Jan 29, 2012

Scheduler design in YARN / MapReduce2 / Hadoop 0.23


The Hadoop branch started with version 0.23 introduced a few significant changes to Hadoop implementation. From the middleware perspective, the most salient one is a brand new approach to scheduling. Previously, Map and Reduce slots used to be explicitly distinguished for scheduling purposes which limited potential for using Hadoop framework in non-MapReduce environments. In YARN, one of the key goals was to make the entire framework more generic, Mesos-style, so that internal distributed machinery can be used for other computational models such as MPI.

I am particularly curious about the possibility to heavily customize YARN for running distributed computations based on a non-standard computational model. Now that even MSFT dropped their, arguably more powerful alternative, Hadoop is destined to become the most advanced open source distributed infrastructure. So many in-house computational platforms could potentially benefit from reusing its core components.
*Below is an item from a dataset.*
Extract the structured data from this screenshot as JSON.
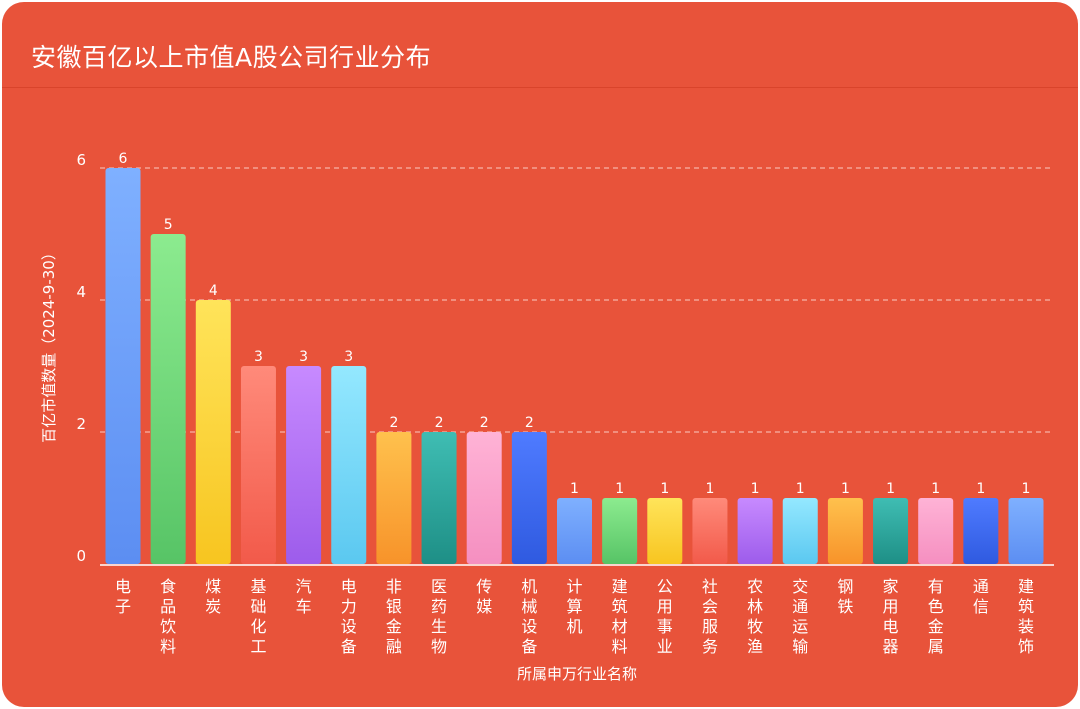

There is still interesting tension between fundamental Hadoop trade-offs and low latency requirements. To guarantee control over resource consumption and allow termination of misbehaving tasks Hadoop starts a new JVM instance for each allocated container. JVM startup and loading of task classes take a few seconds which would be spared if JVMs were reused. This approach is taken by, for example, by GridGain for the price of inability to restrict resource consumption of a particular task on a given node. We'll see how Hadoop developers extend resource allocation to CPUs which Mesos achieves with Linux Containers.

Scheduler API

The way the Scheduler API is defined has significant influence on how general and so reusable YARN will be. Currently, YARN is shipped with the same schedulers as before but if it gets used outside of default MapReduce world custom schedulers will likely be one of the most popular extension points.

If you look at the diagram below, you can see key abstractions of YARN Scheduler design.

  • Scheduler is notified about topology changes via event-based mechanism
  • Scheduler operates on one or more hierarchical task queues. A queue can be chosen in Job Configuration using the mapred.job.queue.name property.
  • Scheduler allocates resources on the basis of resource requests that currently are limited to memory only. A request includes optional preference for a particular host or rack.
  • Scheduler supports fault tolerance with the ability to recover itself from a state snapshot provided by Resource Manager

Scheduler events include notifications about changes to the topology of available nodes and the set of running applications:
Side notes

It remains to be seen how quickly YARN takes over classical Hadoop. Even though the new code base is more interesting, it seems to be rather immature despite three years since the previous major version. Some things which surprised me:

  • There are important pieces of code such as Scheduler recovery from failures which are currently commented out. I also saw a TODO item stating something like "synchronization approach is broken here" in another place. Probably it's me, but before I merged a couple files with trunk I had not been able to build original v0.23.
  • The good news is that they finally migrated to Maven. The bad news is that for a project of this magnitude they have only a handful of Maven modules and those are strangely nested and interleaved with multiple non-maven directories.
  • It's quite odd not to have any dependency injection framework used in a large server-side Java system.
  • Not only they have their own tiny web framework but it is mixed with pure server-side code
  • Even though Guava is declared as a dependency it is used only sporadically. As an example, they even have their own Service hierarchy

Proliferation of Hadoop branches does not make it any easier I guess.